Figure 3. The chromatin remodelling enzyme BRG1 is required to create accessible chromatin at OCT4 target sites.
(A) A Pearson correlation matrix comparing log2 fold change in ATAC-seq signal in OCT4-depleted cells with wild type ESC ChIP-seq signal for nine chromatin remodellers at wild type ATAC hypersensitive peaks (n = 76,642). (B) A metaplot of BRG1 ChIP-seq signal at ATAC hypersensitive peaks with (OCT4-dependent) or without (OCT4-independent) significant reduction in ATAC-seq signal following removal of OCT4. (C) A violin plot quantifying and comparing BRG1 ChIP-seq reads per kilobase per million (RPKM) at OCT4-dependent or OCT4-independent ATAC-seq peaks depicted in (B). (D) A metaplot of BRG1 ChIP-seq signal at OCT4-bound or OCT4-free ATAC-seq peaks. (E) Genome-wide correlation of OCT4, BRG1, H3K4me1 and H3K4me3 in 2 kb windows reveals a high degree of co-localization between OCT4 and BRG1. (F) Western blot analysis for the indicated proteins in Brg1fl/fl mouse ESCs before (UNT) and after 72 hr tamoxifen (TAM) treatment. (G) Alkaline phosphatase staining of Brg1fl/fl ESCs before (UNT) and after 72 hr TAM treatment. (H) A genomic snapshot of BRG1 ChIP-seq and ATAC-seq in Brg1fl/fl ESCs before (UNT) and after 72 hr TAM treatment at the distal OCT4 target site downstream of Utf1 (highlighted in grey).
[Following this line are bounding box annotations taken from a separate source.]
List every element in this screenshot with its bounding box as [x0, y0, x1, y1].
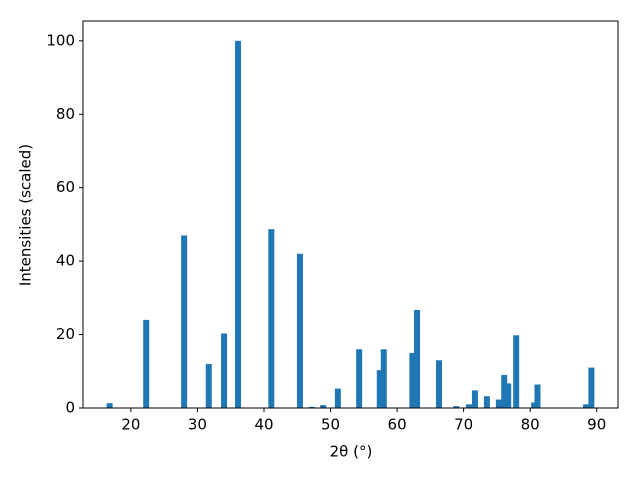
x-axis-label: 2θ (°) [330, 443, 373, 461]
x-tick-label: 70 [454, 416, 473, 434]
bar [471, 390, 478, 408]
bar [465, 404, 472, 408]
bar [588, 367, 595, 408]
bar [334, 388, 341, 408]
x-tick-label: 60 [388, 416, 407, 434]
bar [143, 319, 150, 408]
bar [205, 363, 212, 408]
bar [453, 406, 460, 408]
x-tick-label: 90 [587, 416, 606, 434]
bar [380, 349, 387, 408]
bar [495, 399, 502, 408]
bar [221, 333, 228, 408]
bar [414, 309, 421, 408]
bar [320, 405, 327, 408]
y-tick-label: 0 [65, 399, 75, 417]
bar [534, 384, 541, 408]
bar [296, 253, 303, 408]
bar [501, 374, 508, 408]
bar [513, 335, 520, 408]
y-tick-label: 100 [46, 31, 75, 49]
bar [235, 40, 242, 408]
bar [505, 383, 512, 408]
bar [268, 229, 275, 408]
y-tick-label: 20 [56, 325, 75, 343]
bar [483, 396, 490, 408]
x-tick-label: 20 [121, 416, 140, 434]
bar [531, 402, 538, 408]
x-tick-label: 40 [254, 416, 273, 434]
bar [376, 370, 383, 408]
bar [436, 360, 443, 408]
y-tick-label: 60 [56, 178, 75, 196]
bar [106, 403, 113, 408]
bar [409, 352, 416, 408]
y-axis-label: Intensities (scaled) [17, 144, 35, 286]
bar [181, 235, 188, 408]
x-tick-label: 50 [321, 416, 340, 434]
bar [583, 404, 590, 408]
y-tick-label: 40 [56, 252, 75, 270]
x-tick-label: 30 [188, 416, 207, 434]
y-tick-label: 80 [56, 105, 75, 123]
bar [308, 406, 315, 408]
bar [356, 349, 363, 408]
plot-frame [82, 20, 619, 409]
x-tick-label: 80 [521, 416, 540, 434]
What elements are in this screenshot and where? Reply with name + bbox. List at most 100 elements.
The OCT4cond ATAC-seq is included for comparison and reveals a co-dependency on OCT4 and BRG1 for normal chromatin accessibility. (I) A heat map of BRG1 ChIP-seq and ATAC-seq at OCT4 target sites (n = 15920) in Brg1fl/fl ESCs before (UNT) and after 72 hr TAM treatment. Sites are ranked by loss of ATAC-seq signal following removal of OCT4, as in Figure 1F, and the OCT4cond ATAC-seq is included for comparison. (J) As in (I), changes in nucleosome occupancy before (UNT) and after (TAM) BRG1 depletion are plotted based on nucleosome signal derived from the NucleoATAC package.
Figure 3—figure supplement 1. OCT4 target sites require BRG1 to maintain chromatin accessibility.